I’ve had apps hang unexpectedly a couple of times since the upgrade, requiring me to kill them in the App Switcher. This isn’t happening often, but it IS new behavior, and it’ll be something I’ll have to keep an eye on. The apps I’ve noticed this on so far have been Plants Vs. Zombies 2 and Friendly+, my Facebook app. I don’t know if this is a fault of the OS or of the apps not quite having been updated correctly for the new OS, though.

The Stuff I’m Still Investigating:

Apple’s handling of podcasts has been a mess in the last couple of revs of iOS, ever since they split podcasts out of the main Music app and off into their own Podcasts app. I’ve had recurring issues with certain podcasts duplicating themselves in my listing, and podcasts I’ve listened to still showing up in my list even though they’re supposed to have been deleted.

Still investigating whether handling of this has improved. A new version of the Podcasts app just dropped last night.

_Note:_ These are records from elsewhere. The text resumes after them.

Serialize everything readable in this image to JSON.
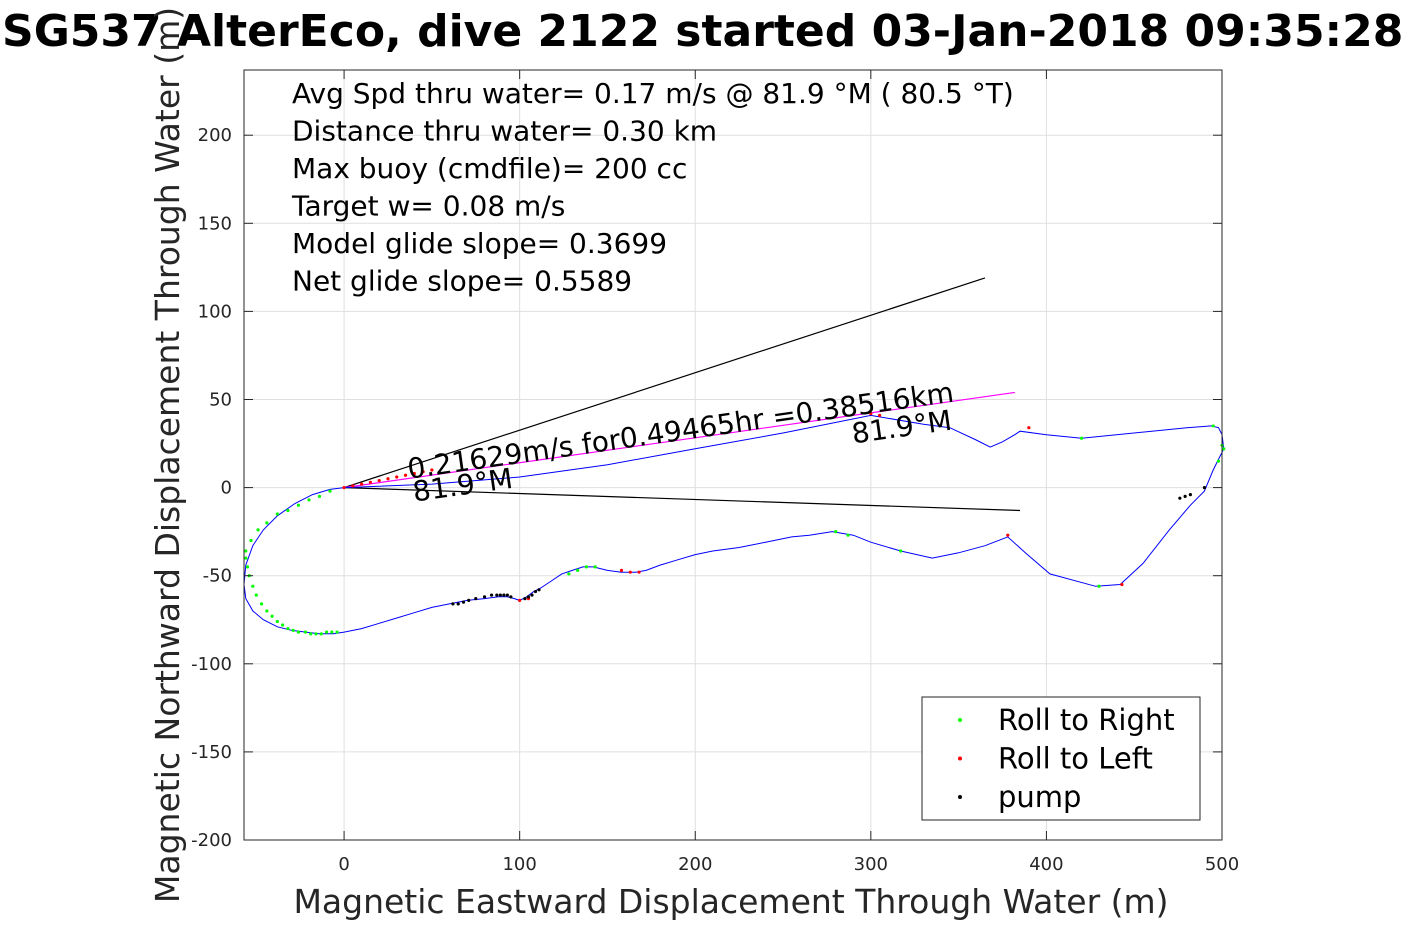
{
  "chart_data": {
    "type": "scatter",
    "title": "SG537 AlterEco, dive 2122 started 03-Jan-2018 09:35:28",
    "xlabel": "Magnetic Eastward Displacement Through Water (m)",
    "ylabel": "Magnetic Northward Displacement Through Water (m)",
    "xlim": [
      -57,
      500
    ],
    "ylim": [
      -200,
      237
    ],
    "xticks": [
      0,
      100,
      200,
      300,
      400,
      500
    ],
    "yticks": [
      -200,
      -150,
      -100,
      -50,
      0,
      50,
      100,
      150,
      200
    ],
    "grid": true,
    "info_lines": [
      "Avg Spd thru water=  0.17 m/s @  81.9 °M ( 80.5 °T)",
      "Distance thru water=  0.30 km",
      "Max buoy (cmdfile)= 200 cc",
      "Target w= 0.08 m/s",
      "Model glide slope= 0.3699",
      "Net glide slope= 0.5589"
    ],
    "annotations": [
      {
        "text": "0.21629m/s for0.49465hr =0.38516km",
        "x": 37,
        "y": 5
      },
      {
        "text": "81.9°M",
        "x": 40,
        "y": -8
      },
      {
        "text": "81.9°M",
        "x": 290,
        "y": 25
      }
    ],
    "track": {
      "name": "track",
      "color": "#0000ff",
      "x": [
        0,
        -8,
        -18,
        -28,
        -38,
        -46,
        -52,
        -56,
        -57,
        -56,
        -52,
        -46,
        -38,
        -30,
        -22,
        -14,
        -6,
        0,
        10,
        20,
        30,
        40,
        50,
        60,
        70,
        80,
        88,
        93,
        97,
        100,
        104,
        108,
        112,
        118,
        124,
        130,
        136,
        142,
        150,
        158,
        166,
        172,
        180,
        190,
        200,
        210,
        225,
        240,
        255,
        265,
        278,
        290,
        300,
        317,
        335,
        350,
        365,
        378,
        388,
        402,
        428,
        442,
        455,
        470,
        482,
        490,
        495,
        499,
        501,
        500,
        498,
        494,
        480,
        420,
        400,
        385,
        382,
        375,
        368,
        360,
        345,
        330,
        300,
        250,
        200,
        150,
        100,
        50,
        0
      ],
      "y": [
        0,
        -1,
        -4,
        -9,
        -16,
        -24,
        -33,
        -44,
        -55,
        -63,
        -70,
        -75,
        -79,
        -81,
        -82,
        -83,
        -83,
        -82,
        -80,
        -77,
        -74,
        -71,
        -68,
        -66,
        -64,
        -63,
        -62,
        -62,
        -63,
        -64,
        -62,
        -59,
        -57,
        -53,
        -49,
        -47,
        -45,
        -45,
        -47,
        -48,
        -48,
        -47,
        -44,
        -41,
        -38,
        -36,
        -34,
        -31,
        -28,
        -27,
        -25,
        -27,
        -31,
        -36,
        -40,
        -37,
        -33,
        -28,
        -37,
        -49,
        -56,
        -55,
        -43,
        -24,
        -10,
        -2,
        10,
        18,
        22,
        30,
        34,
        35,
        34,
        28,
        30,
        32,
        30,
        26,
        23,
        27,
        34,
        36,
        41,
        31,
        22,
        13,
        6,
        2,
        0
      ]
    },
    "series": [
      {
        "name": "Roll to Right",
        "color": "#00ff00",
        "x": [
          -56,
          -55,
          -54,
          -52,
          -50,
          -47,
          -44,
          -41,
          -38,
          -35,
          -32,
          -29,
          -26,
          -22,
          -19,
          -16,
          -13,
          -10,
          -7,
          -4,
          -8,
          -14,
          -20,
          -26,
          -32,
          -38,
          -44,
          -49,
          -53,
          -56,
          128,
          133,
          138,
          143,
          280,
          287,
          317,
          420,
          430,
          495,
          500,
          498,
          501
        ],
        "y": [
          -40,
          -45,
          -50,
          -56,
          -61,
          -66,
          -70,
          -73,
          -76,
          -78,
          -80,
          -81,
          -82,
          -82,
          -83,
          -83,
          -83,
          -82,
          -82,
          -82,
          -2,
          -5,
          -7,
          -10,
          -13,
          -15,
          -20,
          -24,
          -30,
          -36,
          -49,
          -47,
          -45,
          -45,
          -25,
          -27,
          -36,
          28,
          -56,
          35,
          24,
          15,
          22
        ]
      },
      {
        "name": "Roll to Left",
        "color": "#ff0000",
        "x": [
          0,
          5,
          10,
          15,
          20,
          25,
          30,
          35,
          40,
          45,
          50,
          100,
          105,
          158,
          163,
          168,
          300,
          305,
          378,
          390,
          443
        ],
        "y": [
          0,
          1,
          2,
          3,
          4,
          5,
          6,
          7,
          8,
          9,
          10,
          -64,
          -63,
          -47,
          -48,
          -48,
          42,
          41,
          -27,
          34,
          -55
        ]
      },
      {
        "name": "pump",
        "color": "#000000",
        "x": [
          62,
          65,
          68,
          71,
          75,
          80,
          84,
          87,
          89,
          91,
          93,
          95,
          103,
          105,
          107,
          109,
          111,
          476,
          479,
          482,
          490
        ],
        "y": [
          -66,
          -66,
          -65,
          -64,
          -63,
          -62,
          -61,
          -61,
          -61,
          -61,
          -61,
          -62,
          -63,
          -62,
          -61,
          -59,
          -58,
          -6,
          -5,
          -4,
          0
        ]
      }
    ],
    "reference_lines": [
      {
        "x": [
          0,
          365
        ],
        "y": [
          0,
          119
        ],
        "color": "#000000"
      },
      {
        "x": [
          0,
          385
        ],
        "y": [
          0,
          -13
        ],
        "color": "#000000"
      },
      {
        "x": [
          0,
          382
        ],
        "y": [
          0,
          54
        ],
        "color": "#ff00ff"
      }
    ],
    "legend": {
      "position": "bottom-right",
      "entries": [
        {
          "label": "Roll to Right",
          "color": "#00ff00"
        },
        {
          "label": "Roll to Left",
          "color": "#ff0000"
        },
        {
          "label": "pump",
          "color": "#000000"
        }
      ]
    }
  }
}
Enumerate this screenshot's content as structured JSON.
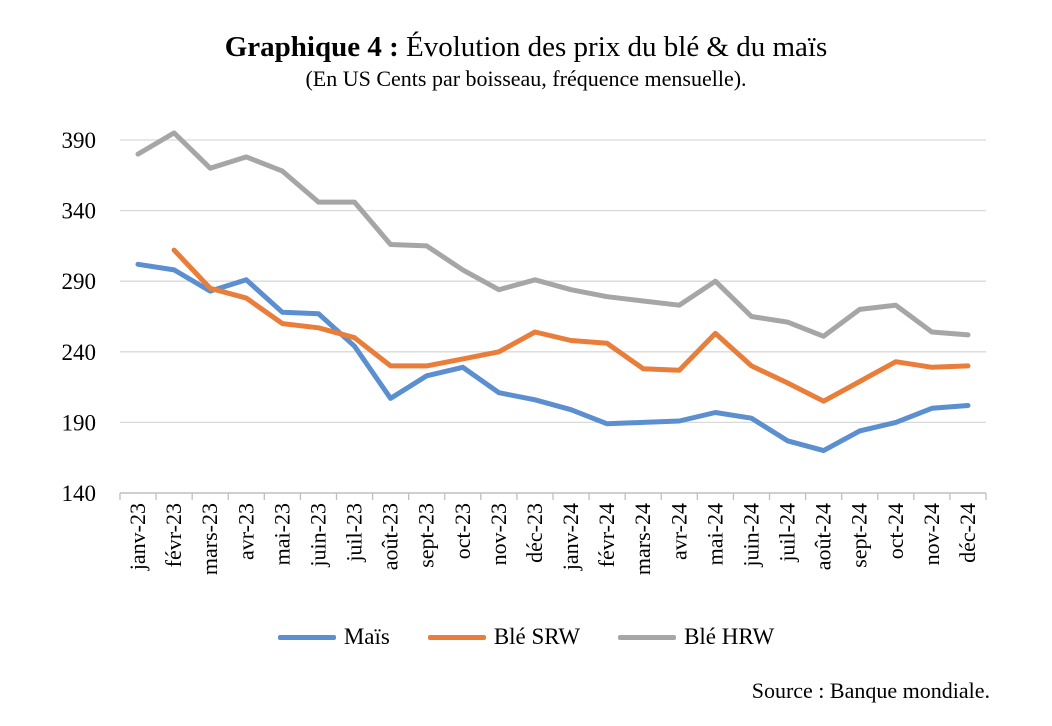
{
  "title_bold": "Graphique 4 :",
  "title_rest": "Évolution des prix du blé & du maïs",
  "subtitle": "(En US Cents par boisseau, fréquence mensuelle).",
  "source": "Source : Banque mondiale.",
  "chart_data": {
    "type": "line",
    "title": "Graphique 4 : Évolution des prix du blé & du maïs",
    "subtitle": "(En US Cents par boisseau, fréquence mensuelle).",
    "xlabel": "",
    "ylabel": "",
    "ylim": [
      140,
      390
    ],
    "yticks": [
      140,
      190,
      240,
      290,
      340,
      390
    ],
    "grid": true,
    "legend_position": "bottom",
    "categories": [
      "janv-23",
      "févr-23",
      "mars-23",
      "avr-23",
      "mai-23",
      "juin-23",
      "juil-23",
      "août-23",
      "sept-23",
      "oct-23",
      "nov-23",
      "déc-23",
      "janv-24",
      "févr-24",
      "mars-24",
      "avr-24",
      "mai-24",
      "juin-24",
      "juil-24",
      "août-24",
      "sept-24",
      "oct-24",
      "nov-24",
      "déc-24"
    ],
    "series": [
      {
        "name": "Maïs",
        "color": "#5B8FD0",
        "values": [
          302,
          298,
          283,
          291,
          268,
          267,
          244,
          207,
          223,
          229,
          211,
          206,
          199,
          189,
          190,
          191,
          197,
          193,
          177,
          170,
          184,
          190,
          200,
          202
        ]
      },
      {
        "name": "Blé SRW",
        "color": "#E97E3A",
        "values": [
          null,
          312,
          285,
          278,
          260,
          257,
          250,
          230,
          230,
          235,
          240,
          254,
          248,
          246,
          228,
          227,
          253,
          230,
          218,
          205,
          219,
          233,
          229,
          230
        ]
      },
      {
        "name": "Blé HRW",
        "color": "#A6A6A6",
        "values": [
          380,
          395,
          370,
          378,
          368,
          346,
          346,
          316,
          315,
          298,
          284,
          291,
          284,
          279,
          276,
          273,
          290,
          265,
          261,
          251,
          270,
          273,
          254,
          252
        ]
      }
    ]
  }
}
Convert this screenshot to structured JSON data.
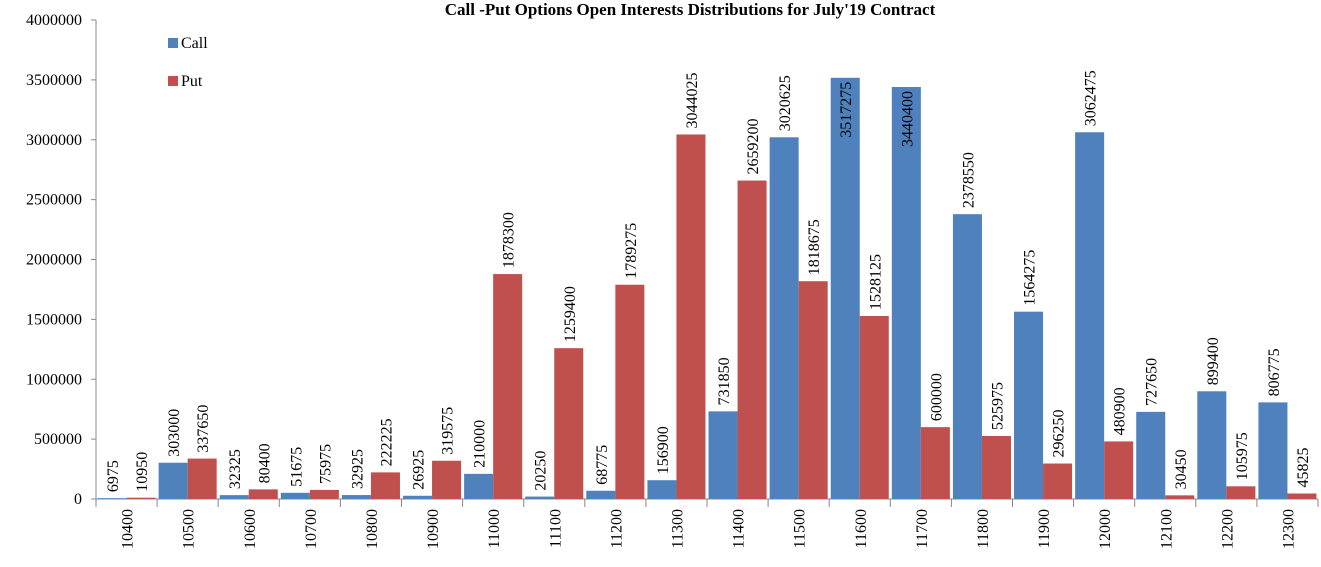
{
  "chart_data": {
    "type": "bar",
    "title": "Call -Put Options Open Interests Distributions for July'19 Contract",
    "categories": [
      "10400",
      "10500",
      "10600",
      "10700",
      "10800",
      "10900",
      "11000",
      "11100",
      "11200",
      "11300",
      "11400",
      "11500",
      "11600",
      "11700",
      "11800",
      "11900",
      "12000",
      "12100",
      "12200",
      "12300"
    ],
    "series": [
      {
        "name": "Call",
        "color": "#4f81bd",
        "values": [
          6975,
          303000,
          32325,
          51675,
          32925,
          26925,
          210000,
          20250,
          68775,
          156900,
          731850,
          3020625,
          3517275,
          3440400,
          2378550,
          1564275,
          3062475,
          727650,
          899400,
          806775
        ]
      },
      {
        "name": "Put",
        "color": "#c0504d",
        "values": [
          10950,
          337650,
          80400,
          75975,
          222225,
          319575,
          1878300,
          1259400,
          1789275,
          3044025,
          2659200,
          1818675,
          1528125,
          600000,
          525975,
          296250,
          480900,
          30450,
          105975,
          45825
        ]
      }
    ],
    "ylim": [
      0,
      4000000
    ],
    "yticks": [
      0,
      500000,
      1000000,
      1500000,
      2000000,
      2500000,
      3000000,
      3500000,
      4000000
    ],
    "grid": false,
    "legend": "top-left"
  }
}
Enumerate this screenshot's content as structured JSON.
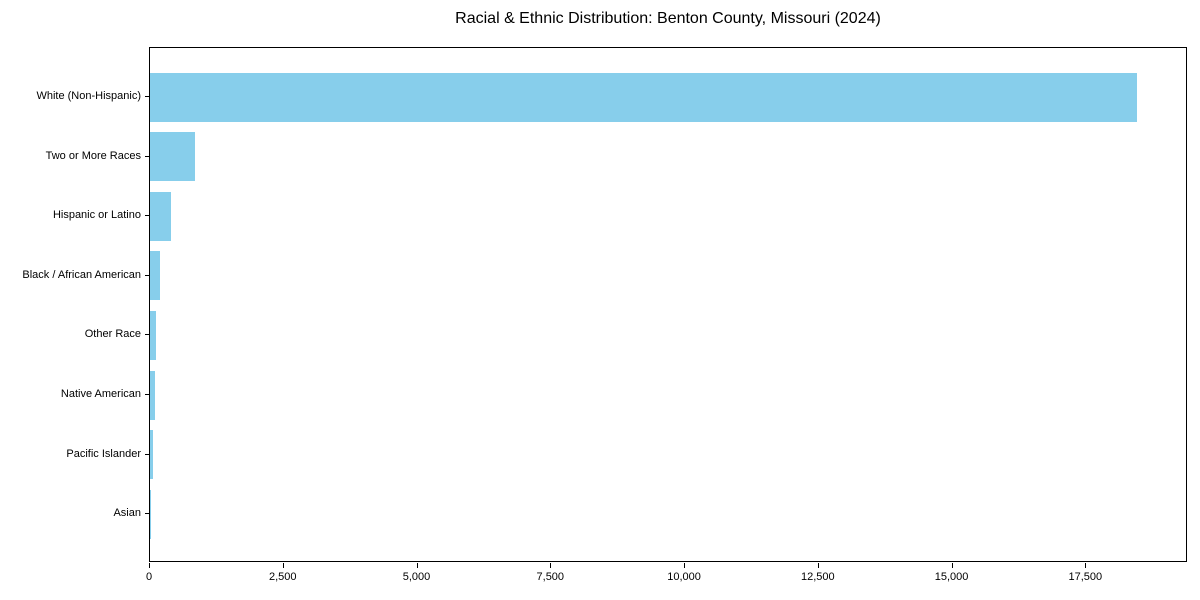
{
  "title": "Racial & Ethnic Distribution: Benton County, Missouri (2024)",
  "chart_data": {
    "type": "bar",
    "orientation": "horizontal",
    "title": "Racial & Ethnic Distribution: Benton County, Missouri (2024)",
    "categories": [
      "White (Non-Hispanic)",
      "Two or More Races",
      "Hispanic or Latino",
      "Black / African American",
      "Other Race",
      "Native American",
      "Pacific Islander",
      "Asian"
    ],
    "values": [
      18440,
      840,
      395,
      190,
      110,
      95,
      55,
      5
    ],
    "xlabel": "",
    "ylabel": "",
    "xlim": [
      0,
      19400
    ],
    "xticks": [
      0,
      2500,
      5000,
      7500,
      10000,
      12500,
      15000,
      17500
    ],
    "xtick_labels": [
      "0",
      "2,500",
      "5,000",
      "7,500",
      "10,000",
      "12,500",
      "15,000",
      "17,500"
    ],
    "grid": false,
    "legend_position": "none",
    "bar_color": "#87CEEB",
    "axis_color": "#000000",
    "background_color": "#ffffff"
  }
}
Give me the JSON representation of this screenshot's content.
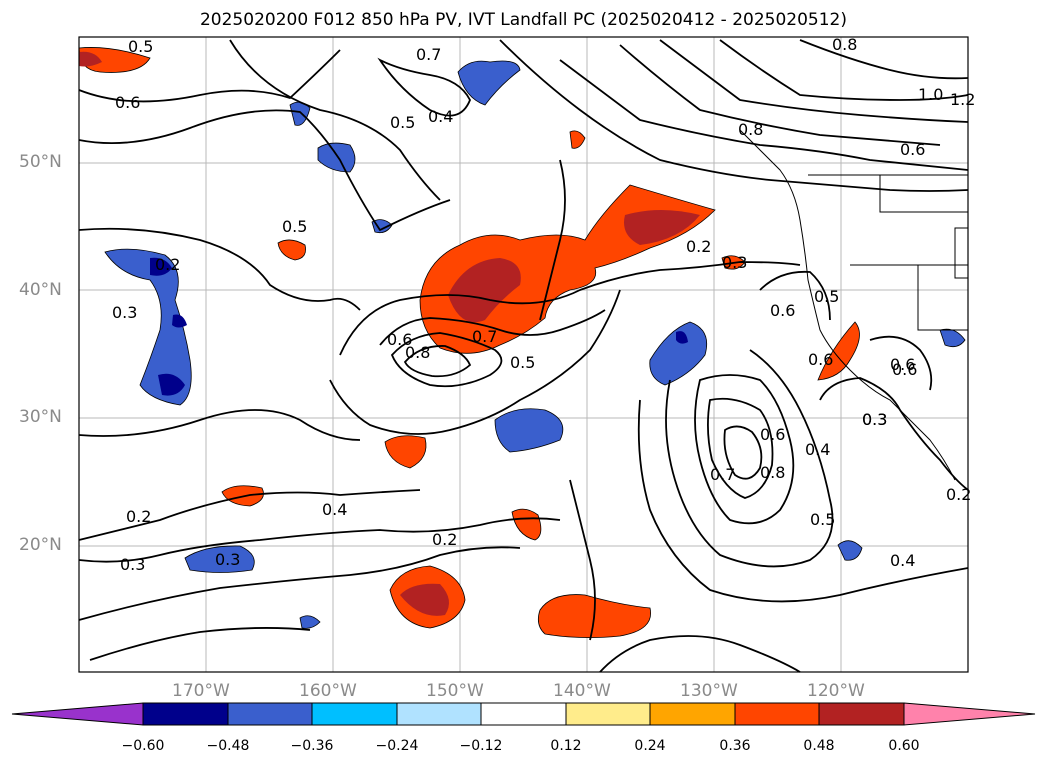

The Stuff I Will Play With More When Yosemite Drops:

You’re supposed to be able to share files across iCloud now, and have an accessible drive to put them on, similar to Dropbox, Google, OneDrive, and other such services. It’s about damn time Apple implemented that, and I’ll look forward to checking it out–since it’ll make Pages finally actually useful to me. Pages doesn’t talk to Dropbox, which has been a source of frustration to me.

Continuity will be interesting as well–the ability to answer messages across devices, such as answering a phone call on the Mac. Or starting a mail on the phone and picking it up again on the computer when I get home.

Should You Install It?:

If you have a recent device like an iPhone 5 or one of the newer iPads, yes, go for it. So far this seems like it’s a better than average iOS update.

However, if you have an iPhone 4S, you should read this. According to that article, the 4S suffers noticeable performance hits with iOS 8 on it.